Getting a comprehensive security network requires a wide range of equipment. From intercoms to CCTV to alarm systems, you will need to spend on purchasing this equipment. However, especially where you are big business, the cost of this purchase can rise to hundreds of dollars.
However, while this represents a financial difficulty, it should not stop you from securing yourself or your business. There are various financing options through which you can relieve yourself of the burden of making an outright purchase with your money.
All you need to do is find a lender. Afterwards, you can enter into a loan agreement with them for the purchase sum. You will then commit to paying back the purchase price with interest over some time. The advantage of this option is that you do not have to bear the financial brunt at once. You can pay over an extended duration such that you hardly know you are even paying.
Why Equipment Finance?
Equipment finance comes with various advantages to your business or personal account. They include:
- Allows you to maintain your financial stability
- Flexible and easy repayment structure
- Possible tax benefits
Who Can Finance Your Equipment Purchase?
If you are looking to finance your equipment purchase, various entities can offer the needed funds. So, if equipment finance sounds like a favourable option to you, here are some sources you should consider.
The first group to consider when looking towards equipment finance are financial institutions.
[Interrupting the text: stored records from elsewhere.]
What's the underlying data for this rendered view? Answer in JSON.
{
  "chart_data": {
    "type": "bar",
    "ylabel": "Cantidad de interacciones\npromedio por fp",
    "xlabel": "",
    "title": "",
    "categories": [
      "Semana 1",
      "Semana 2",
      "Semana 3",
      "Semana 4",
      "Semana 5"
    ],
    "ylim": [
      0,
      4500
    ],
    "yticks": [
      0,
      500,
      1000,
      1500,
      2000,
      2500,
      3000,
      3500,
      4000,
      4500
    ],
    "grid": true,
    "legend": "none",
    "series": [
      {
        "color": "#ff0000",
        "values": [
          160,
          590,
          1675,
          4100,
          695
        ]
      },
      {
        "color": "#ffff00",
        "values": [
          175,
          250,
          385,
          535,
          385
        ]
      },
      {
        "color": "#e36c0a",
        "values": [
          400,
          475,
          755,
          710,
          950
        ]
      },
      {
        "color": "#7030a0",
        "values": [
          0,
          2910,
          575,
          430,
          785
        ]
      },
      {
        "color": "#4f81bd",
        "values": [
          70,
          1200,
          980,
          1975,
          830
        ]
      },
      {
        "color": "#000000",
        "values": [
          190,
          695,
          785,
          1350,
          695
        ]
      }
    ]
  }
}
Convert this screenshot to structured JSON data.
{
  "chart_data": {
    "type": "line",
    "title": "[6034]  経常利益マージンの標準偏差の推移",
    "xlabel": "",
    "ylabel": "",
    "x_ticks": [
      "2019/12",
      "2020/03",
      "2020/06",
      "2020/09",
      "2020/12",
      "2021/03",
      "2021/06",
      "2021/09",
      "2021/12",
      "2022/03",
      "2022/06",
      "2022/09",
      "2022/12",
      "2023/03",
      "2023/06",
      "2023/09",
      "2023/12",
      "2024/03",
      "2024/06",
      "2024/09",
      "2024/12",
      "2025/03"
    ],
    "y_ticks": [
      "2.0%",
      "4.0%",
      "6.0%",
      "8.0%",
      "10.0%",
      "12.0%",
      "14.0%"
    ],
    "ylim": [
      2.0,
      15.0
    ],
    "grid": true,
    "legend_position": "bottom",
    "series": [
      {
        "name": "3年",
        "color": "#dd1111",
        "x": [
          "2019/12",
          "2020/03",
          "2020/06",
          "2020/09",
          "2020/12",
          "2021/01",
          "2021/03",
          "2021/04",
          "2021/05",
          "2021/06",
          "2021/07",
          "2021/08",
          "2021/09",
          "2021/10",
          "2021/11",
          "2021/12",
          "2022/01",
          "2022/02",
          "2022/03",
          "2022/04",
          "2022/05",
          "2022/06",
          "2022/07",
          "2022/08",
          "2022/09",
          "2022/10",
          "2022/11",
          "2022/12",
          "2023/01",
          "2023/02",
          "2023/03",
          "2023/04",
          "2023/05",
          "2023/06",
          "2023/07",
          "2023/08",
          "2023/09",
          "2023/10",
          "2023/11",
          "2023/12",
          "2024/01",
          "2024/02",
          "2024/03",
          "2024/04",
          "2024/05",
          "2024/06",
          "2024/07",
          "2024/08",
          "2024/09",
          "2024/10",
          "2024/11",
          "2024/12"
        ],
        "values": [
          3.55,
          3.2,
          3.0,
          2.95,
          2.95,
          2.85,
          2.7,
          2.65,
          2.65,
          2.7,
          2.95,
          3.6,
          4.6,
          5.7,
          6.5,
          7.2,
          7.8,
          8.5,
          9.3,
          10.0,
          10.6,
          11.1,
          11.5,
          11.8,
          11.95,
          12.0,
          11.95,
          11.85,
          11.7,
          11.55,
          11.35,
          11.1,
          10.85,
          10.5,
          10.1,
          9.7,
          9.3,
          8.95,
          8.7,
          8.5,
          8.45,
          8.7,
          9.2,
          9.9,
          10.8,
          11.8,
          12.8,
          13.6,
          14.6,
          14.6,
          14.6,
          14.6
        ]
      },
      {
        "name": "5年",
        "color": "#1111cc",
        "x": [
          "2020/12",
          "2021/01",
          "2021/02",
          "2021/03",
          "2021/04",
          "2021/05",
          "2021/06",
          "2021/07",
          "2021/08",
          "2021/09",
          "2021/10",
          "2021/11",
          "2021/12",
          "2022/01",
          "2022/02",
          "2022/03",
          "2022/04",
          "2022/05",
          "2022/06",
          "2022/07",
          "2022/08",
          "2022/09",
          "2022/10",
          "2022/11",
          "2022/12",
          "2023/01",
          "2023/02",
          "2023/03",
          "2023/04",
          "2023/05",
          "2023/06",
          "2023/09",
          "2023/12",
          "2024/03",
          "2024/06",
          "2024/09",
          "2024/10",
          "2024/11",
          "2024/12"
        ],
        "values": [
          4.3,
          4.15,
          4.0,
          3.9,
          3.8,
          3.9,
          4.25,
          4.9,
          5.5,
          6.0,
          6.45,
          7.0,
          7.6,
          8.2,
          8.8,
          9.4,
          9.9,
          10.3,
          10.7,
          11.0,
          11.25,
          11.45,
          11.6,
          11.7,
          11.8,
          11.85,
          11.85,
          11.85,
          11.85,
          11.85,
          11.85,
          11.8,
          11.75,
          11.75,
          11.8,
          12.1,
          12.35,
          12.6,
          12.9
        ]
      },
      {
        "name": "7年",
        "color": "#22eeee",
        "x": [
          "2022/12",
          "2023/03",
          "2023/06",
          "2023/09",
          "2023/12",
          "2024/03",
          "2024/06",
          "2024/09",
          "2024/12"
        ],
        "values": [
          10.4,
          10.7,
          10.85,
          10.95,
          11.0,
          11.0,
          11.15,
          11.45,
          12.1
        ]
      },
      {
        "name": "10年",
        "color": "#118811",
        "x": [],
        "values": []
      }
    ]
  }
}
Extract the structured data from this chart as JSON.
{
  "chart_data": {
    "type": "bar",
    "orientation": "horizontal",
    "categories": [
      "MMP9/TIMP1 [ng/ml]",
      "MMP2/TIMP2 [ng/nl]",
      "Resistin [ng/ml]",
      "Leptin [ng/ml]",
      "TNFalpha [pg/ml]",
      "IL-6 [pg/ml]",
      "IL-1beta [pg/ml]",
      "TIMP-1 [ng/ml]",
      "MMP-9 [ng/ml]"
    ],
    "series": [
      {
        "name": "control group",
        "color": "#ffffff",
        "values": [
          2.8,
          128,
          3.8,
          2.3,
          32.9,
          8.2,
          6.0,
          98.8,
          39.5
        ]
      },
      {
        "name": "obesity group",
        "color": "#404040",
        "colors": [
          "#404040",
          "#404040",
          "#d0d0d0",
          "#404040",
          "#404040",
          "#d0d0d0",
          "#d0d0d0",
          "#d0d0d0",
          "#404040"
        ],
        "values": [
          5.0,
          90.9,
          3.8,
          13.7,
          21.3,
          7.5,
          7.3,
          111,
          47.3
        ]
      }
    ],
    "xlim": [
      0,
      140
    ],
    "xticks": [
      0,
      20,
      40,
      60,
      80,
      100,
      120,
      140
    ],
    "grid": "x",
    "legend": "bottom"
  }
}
They include banks, building societies, and credit unions. They can provide funding in the form of loans, lines of credit, and overdrafts.
You can also try out retailers for your equipment financing. Typically, you will purchase the necessary security equipment though store credits. Usually, these stores run a partnership with a finance company to provide this finance option.
Although it comes with a much higher interest rate, you can get some stores to provide a free period. This way, you don’t have to pay any interest during that period.
You can always approach a finance company for financing. However, in most cases, these companies’ partner with a retailer. So, it’s quite similar to the option above.
Another option to finance equipment purchase is peer-to-peer lending. In this instance, you will get matched with individuals who have spare cash to invest. Usually, the interest rate differs, and it is based on the amount of risk that you pose and the duration of the loan.
Choosing the Right Lending Company
A huge and considerable part of acquiring financing to purchase the needed security equipment is finding the right lender. For your business to do this, here are some ASIC guidelines to follow.
- Ensure they have a license provided by ASIC: before picking a lender, ensure they have permission to render such services. Alternatively, ensure they represent someone who has a license. For you to confirm, you can check the rental agreement or credit contract.
- Ensure they provide a credit proposal disclosure and credit guide: before signing the credit agreement, ensure it is a lender that has provided this document. Also, the material the lender provides must reflect their license number, charges and fee, contact details, and the dispute resolution mechanism.
- Ensure they provide a quote for their services: ensure you only sign after you get this quote. However, you can waive it if it is a free service or there is an existing write contract stipulating how much you will pay.
Improving Your Credit Profile
If you are looking to get equipment finance, you will need your credit profile to be in good standing. To achieve this, here are a few things that can help.
- Assess your Credit Report: before you make the next loan application, ensure you have checked your credit report. This is to ensure that there is no error there. So, get a copy, then assess it to be sure the debts there are yours. In case there is a mistake, you can get a credit reporter to help fix them.
- Discharge some debt obligation: ensure your existing loan obligations are on track. This way, your credit score is better. You can also make some extra repayments. This will help you reduce your interest obligation where it is compound.
- Consolidate your debt using a lower interest rate so you can reduce interest repayments
- Create a budget: ensure you have a budget that details your expenses and income over a period. This way, you can self-assess your capacity to repay and make early repayments in some loans.
DISCLAIMER: The information presented above is nothing more than a GENERAL MATERIAL for personal use and consideration. They do not, in any way, constitute an advice or recommendation from SNOG. Hence, we do not take liability for errors in the presentation and/or interpretation of the facts highlighted herein. Also, we do not take responsibility for the analysis and exposition on information present in the public domain. We recommend that you consult with an accountant or financial advisor if you are looking for a specific recommendation regarding your financial needs or circumstances.